To me, that's critical.

I believe in those tiny shifts. I believe in becoming aware of patterns. I believe that the smallest action can be revolutionary if it changes how I perceive things because it will ultimately change I see the world and how I behave in it.

So that means I claim responsibility for myself. And that I'm at peace with.

Monday, July 16, 2012

Learn (to) Find Joy (in) Solitude

Eight of Pentacles (reversed), Ten of Cups, The Hermit

Sometimes, we think we know it all and other times we realize just how much else we have to learn. This week's cards give a little of both. Here we go...

The Eight of Pentacles is the card of the student. This doesn't necessarily mean going to school in the formal way, though it can. It can also mean keeping ourselves open to learning what the world around us has to teach us. If I use my own life as an example, I am one of the least zen people you will ever meet. I have little tolerance for either being put down or seeing others get put down, and I have no tolerance whatsoever for deliberate cruelty. If you are being deliberately cruel either to me or in a situation where I am a witness, be prepared to be called out on it. Life is too short to waste feeling bad because of someone else's thoughtless words or actions. So, the Eight of Pentacles tells us that either we need to learn the lesson of chilling out and not taking what other people say so seriously (the more zen way) or we need to learn the lesson standing up for ourselves (the not-so-zen way [and yes, I know I'm over-simplifying zen here. So, please don't rake me over the coals here.). Either way, the lesson is ours. Someone well versed in zen might say something along the lines of, we each have a path full of lessons. How do we know that the person who is being put down isn't supposed to learn the lesson of how to respond to these words or more importantly how to practice detachment from the harsh words of others? We don't know, but that isn't the point. Often, the only thing we do know is that in the moment, our feelings (or others' feelings) are hurt and we need to deal with immediate situation. Practicing detachment comes later. Monday or Tuesday of this week you will get an opportunity to practice detachment from someone's thoughtless words. Try, really try to remember that they have no real clue what they are saying. Treat them like a "me now" five-year-old and it will be much easier to handle.


Wednesday and Thursday will bring a blossoming joy. The Ten of Cups provides us with an opportunity to just enjoy the heck out of ourselves (particularly at home or with family). At first, it won't seem like fun, but trust me, once you get into it, it will be. Here's another tidbit from my own life. A few months ago, I attended a convention. I was seated at dinner next to someone I didn't know but I had seen him present on a topic at the convention. He was not a good presenter. He tried but did not really know how to connect with us; he didn't seem like someone you could easily talk to. And remembering that, I felt hesitant to sit next to him. I had already prejudged him and that would be to my shame because holy moly, he was fabulous! Once we got to talking, it turned out that we had a ton a in common, similar backgrounds, a deep mutual interest in folk and ancient musical traditions, and mythology. We had a fantastic and enjoyable conversation and I look very forward to seeing him again at the next convention in December. So, when the opportunity comes, even if it seems like it won't be all that, do it, go for it, try it. You'll like it.
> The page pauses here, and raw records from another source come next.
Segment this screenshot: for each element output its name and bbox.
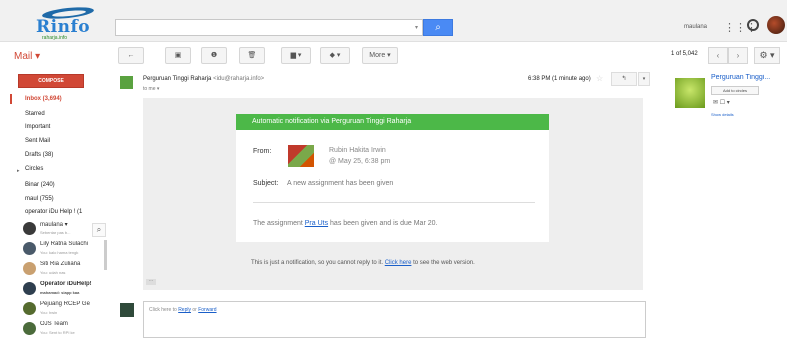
logo-text: Rinfo <box>36 17 91 37</box>
divider <box>253 202 535 203</box>
subject-label: Subject: <box>253 180 279 187</box>
notification-notice: This is just a notification, so you cann… <box>251 260 475 266</box>
contact-name: Lily Ratna Sulachi <box>40 241 89 247</box>
recipient-details[interactable]: to me ▾ <box>143 86 159 92</box>
message-time: 6:38 PM (1 minute ago) <box>528 76 591 82</box>
chat-scrollbar[interactable] <box>104 240 107 270</box>
reply-box[interactable]: Click here to Reply or Forward <box>143 301 646 338</box>
from-date: @ May 25, 6:38 pm <box>329 158 391 165</box>
assignment-text: The assignment Pra Uts has been given an… <box>253 220 437 227</box>
mail-app-switcher[interactable]: Mail ▾ <box>14 51 40 62</box>
subject-text: A new assignment has been given <box>287 180 394 187</box>
web-version-link[interactable]: Click here <box>385 260 412 266</box>
sidebar-item-starred[interactable]: Starred <box>25 111 45 117</box>
more-button[interactable]: More ▾ <box>362 47 398 64</box>
sender-line: Perguruan Tinggi Raharja <idu@raharja.in… <box>143 76 264 82</box>
avatar <box>23 222 36 235</box>
reply-link[interactable]: Reply <box>178 307 191 313</box>
forward-link[interactable]: Forward <box>198 307 216 313</box>
avatar <box>23 282 36 295</box>
avatar <box>23 302 36 315</box>
assignment-link[interactable]: Pra Uts <box>305 220 328 227</box>
sidebar-item-drafts[interactable]: Drafts (38) <box>25 152 53 158</box>
contact-avatar <box>675 78 705 108</box>
search-input[interactable]: ▾ <box>115 19 423 36</box>
archive-button[interactable]: ▣ <box>165 47 191 64</box>
chat-search-icon[interactable]: ⌕ <box>92 223 106 237</box>
reply-prompt-pre: Click here to <box>149 307 179 313</box>
notice-post: to see the web version. <box>411 260 475 266</box>
list-item[interactable]: OJS Team You: Sent to RPI ke <box>18 320 106 340</box>
search-button[interactable]: ⌕ <box>423 19 453 36</box>
search-icon: ⌕ <box>435 22 441 33</box>
avatar <box>23 262 36 275</box>
contact-status: You: kalo hama tengk <box>40 250 79 255</box>
more-actions-button[interactable]: ▾ <box>638 72 650 86</box>
sidebar-item-operator[interactable]: operator iDu Help ! (1 <box>25 209 82 215</box>
sidebar-item-important[interactable]: Important <box>25 124 50 130</box>
search-options-icon[interactable]: ▾ <box>415 24 418 31</box>
avatar <box>120 303 134 317</box>
sidebar-item-inbox[interactable]: Inbox (3,694) <box>25 96 62 102</box>
sidebar-item-maul[interactable]: maul (755) <box>25 196 54 202</box>
contact-status: You: hwin <box>40 310 58 315</box>
show-details-link[interactable]: Show details <box>711 112 734 117</box>
contact-action-icons[interactable]: ✉ ☐ ▾ <box>713 99 730 106</box>
notifications-icon[interactable] <box>747 19 759 31</box>
selected-folder-marker <box>10 94 12 104</box>
settings-button[interactable]: ⚙ ▾ <box>754 47 780 64</box>
contact-name: Siti Ria Zuliana <box>40 261 81 267</box>
assignment-post: has been given and is due Mar 20. <box>328 220 438 227</box>
labels-button[interactable]: ◆ ▾ <box>320 47 350 64</box>
avatar <box>120 76 133 89</box>
from-label: From: <box>253 148 272 155</box>
sender-address: <idu@raharja.info> <box>213 76 265 82</box>
contact-name[interactable]: Perguruan Tinggi... <box>711 74 785 81</box>
reply-button[interactable]: ↰ <box>611 72 637 86</box>
expand-arrow-icon[interactable]: ▸ <box>17 168 20 174</box>
move-to-button[interactable]: ▆ ▾ <box>281 47 311 64</box>
add-to-circles-button[interactable]: Add to circles <box>711 86 759 95</box>
from-avatar <box>288 145 314 167</box>
back-button[interactable]: ← <box>118 47 144 64</box>
user-name[interactable]: maulana <box>684 24 707 30</box>
show-trimmed-content-button[interactable]: ··· <box>146 279 156 285</box>
assignment-pre: The assignment <box>253 220 305 227</box>
list-item[interactable]: Siti Ria Zuliana You: udah nas <box>18 260 106 280</box>
older-button[interactable]: ‹ <box>708 47 728 64</box>
avatar <box>23 322 36 335</box>
notice-pre: This is just a notification, so you cann… <box>251 260 385 266</box>
contact-name: Operator iDuHelp! <box>40 281 92 287</box>
from-name: Rubin Hakita Irwin <box>329 147 386 154</box>
sidebar-item-binar[interactable]: Binar (240) <box>25 182 55 188</box>
list-item[interactable]: Lily Ratna Sulachi You: kalo hama tengk <box>18 240 106 260</box>
sidebar-item-sent[interactable]: Sent Mail <box>25 138 50 144</box>
reply-prompt: Click here to Reply or Forward <box>149 307 217 313</box>
logo[interactable]: Rinfo raharja.info <box>30 5 105 41</box>
contact-status: mahamad: siapp kaa <box>40 290 80 295</box>
avatar[interactable] <box>767 16 785 34</box>
card-header: Automatic notification via Perguruan Tin… <box>236 114 549 130</box>
reply-icon: ↰ <box>621 76 627 82</box>
compose-button[interactable]: COMPOSE <box>18 74 84 88</box>
avatar <box>23 242 36 255</box>
contact-name: OJS Team <box>40 321 68 327</box>
sender-name[interactable]: Perguruan Tinggi Raharja <box>143 76 211 82</box>
list-item[interactable]: Operator iDuHelp! mahamad: siapp kaa <box>18 280 106 300</box>
logo-subtext: raharja.info <box>42 35 68 41</box>
contact-status: You: udah nas <box>40 270 66 275</box>
list-item[interactable]: Pejuang RCEP Ge You: hwin <box>18 300 106 320</box>
contact-status: You: Sent to RPI ke <box>40 330 75 335</box>
contact-name: Pejuang RCEP Ge <box>40 301 90 307</box>
report-spam-button[interactable]: ❶ <box>201 47 227 64</box>
newer-button[interactable]: › <box>728 47 748 64</box>
delete-button[interactable]: 🗑 <box>239 47 265 64</box>
sidebar-item-circles[interactable]: Circles <box>25 166 43 172</box>
top-bar: Rinfo raharja.info ▾ ⌕ maulana ⋮⋮⋮ <box>0 0 787 42</box>
gear-icon: ⚙ ▾ <box>759 50 775 60</box>
pagination-count: 1 of 5,042 <box>671 51 698 57</box>
notification-card: Automatic notification via Perguruan Tin… <box>236 114 549 242</box>
star-icon[interactable]: ☆ <box>596 74 603 83</box>
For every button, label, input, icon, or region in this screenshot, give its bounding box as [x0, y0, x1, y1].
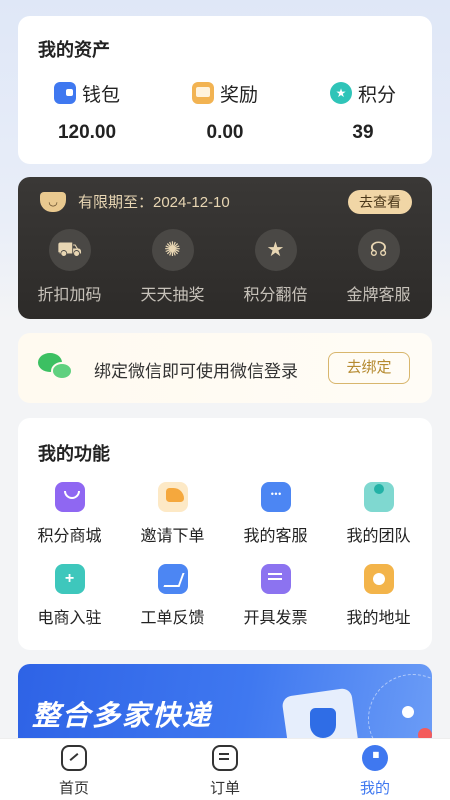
shield-icon: [310, 708, 336, 738]
function-label: 我的地址: [346, 610, 411, 627]
banner-text: 整合多家快递: [32, 700, 213, 731]
reward-label: 奖励: [219, 84, 258, 106]
wallet-icon: [53, 82, 76, 104]
vip-card: ◡ 有限期至：2024-12-10 去查看 ⛟ 折扣加码 ✺ 天天抽奖 ★ 积分…: [18, 177, 432, 319]
assets-card: 我的资产 钱包 120.00 奖励 0.00 ★ 积分 39: [18, 16, 432, 164]
promo-banner[interactable]: 整合多家快递: [18, 664, 432, 744]
function-label: 工单反馈: [140, 610, 205, 627]
function-ecommerce-join[interactable]: 电商入驻: [18, 564, 121, 628]
vip-item-label: 天天抽奖: [140, 287, 205, 304]
star-icon: ★: [254, 229, 297, 271]
wechat-icon: [38, 351, 74, 383]
function-ticket-feedback[interactable]: 工单反馈: [121, 564, 224, 628]
nav-label: 首页: [58, 780, 89, 797]
nav-mine[interactable]: 我的: [325, 745, 425, 798]
scooter-icon: ⛟: [48, 229, 91, 271]
functions-card: 我的功能 积分商城 邀请下单 我的客服 我的团队 电商入驻 工单反馈 开具发票 …: [18, 418, 432, 650]
points-item[interactable]: ★ 积分 39: [294, 78, 432, 144]
function-label: 开具发票: [243, 610, 308, 627]
bottom-nav: 首页 订单 我的: [0, 738, 450, 800]
assets-title: 我的资产: [38, 40, 110, 60]
vip-item-label: 折扣加码: [37, 287, 102, 304]
diamond-icon: ◡: [40, 191, 66, 212]
wechat-bind-button[interactable]: 去绑定: [328, 352, 410, 384]
wallet-label: 钱包: [81, 84, 120, 106]
vip-expiry: 有限期至：2024-12-10: [78, 194, 230, 211]
wallet-value: 120.00: [57, 122, 117, 143]
courier-logo-icon: [402, 706, 414, 718]
functions-title: 我的功能: [38, 444, 110, 464]
chat-icon: [260, 482, 291, 512]
points-icon: ★: [329, 82, 352, 104]
invoice-icon: [260, 564, 291, 594]
function-label: 我的客服: [243, 528, 308, 545]
vip-item-gold-service[interactable]: ☊ 金牌客服: [327, 229, 430, 305]
wechat-bind-text: 绑定微信即可使用微信登录: [94, 362, 298, 381]
profile-icon: [362, 745, 388, 771]
nav-label: 订单: [209, 780, 240, 797]
headset-icon: ☊: [357, 229, 400, 271]
feedback-icon: [157, 564, 188, 594]
nav-label: 我的: [359, 780, 390, 797]
function-label: 邀请下单: [140, 528, 205, 545]
location-icon: [363, 564, 394, 594]
reward-value: 0.00: [206, 122, 244, 143]
function-issue-invoice[interactable]: 开具发票: [224, 564, 327, 628]
function-label: 我的团队: [346, 528, 411, 545]
function-label: 积分商城: [37, 528, 102, 545]
team-icon: [363, 482, 394, 512]
wechat-bind-card: 绑定微信即可使用微信登录 去绑定: [18, 333, 432, 403]
wallet-item[interactable]: 钱包 120.00: [18, 78, 156, 144]
reward-icon: [191, 82, 214, 104]
function-my-service[interactable]: 我的客服: [224, 482, 327, 546]
vip-item-lottery[interactable]: ✺ 天天抽奖: [121, 229, 224, 305]
vip-item-discount[interactable]: ⛟ 折扣加码: [18, 229, 121, 305]
vip-item-label: 金牌客服: [346, 287, 411, 304]
nav-orders[interactable]: 订单: [175, 745, 275, 798]
mall-bag-icon: [54, 482, 85, 512]
function-label: 电商入驻: [37, 610, 102, 627]
order-icon: [212, 745, 238, 771]
function-my-address[interactable]: 我的地址: [327, 564, 430, 628]
vip-item-double-points[interactable]: ★ 积分翻倍: [224, 229, 327, 305]
reward-item[interactable]: 奖励 0.00: [156, 78, 294, 144]
wheel-icon: ✺: [151, 229, 194, 271]
shop-icon: [54, 564, 85, 594]
function-invite-order[interactable]: 邀请下单: [121, 482, 224, 546]
share-icon: [157, 482, 188, 512]
function-my-team[interactable]: 我的团队: [327, 482, 430, 546]
vip-item-label: 积分翻倍: [243, 287, 308, 304]
points-value: 39: [352, 122, 374, 143]
home-icon: [61, 745, 87, 771]
nav-home[interactable]: 首页: [24, 745, 124, 798]
vip-view-button[interactable]: 去查看: [348, 190, 412, 214]
function-points-mall[interactable]: 积分商城: [18, 482, 121, 546]
points-label: 积分: [357, 84, 396, 106]
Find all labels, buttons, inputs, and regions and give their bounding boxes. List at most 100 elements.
Friday and Saturday will bring some time for repose. Take it! The Hermit provides the opportunity for solitary pondering. And you need it. Heck, we all need it. We all need down time in order to find out, well, just about everything. Want to know your next step? Spend time daydreaming. Want to know which way to go? Spend time reviewing your options. Granted, you could talk it over with others, but that will likely shush the voice that is most important in this scenario. And that's your inner voice. That's the one that most needs to be heard. Spend time in solitude and you will hear it. Once you know the path, you get to go do it. And that is just fabulous.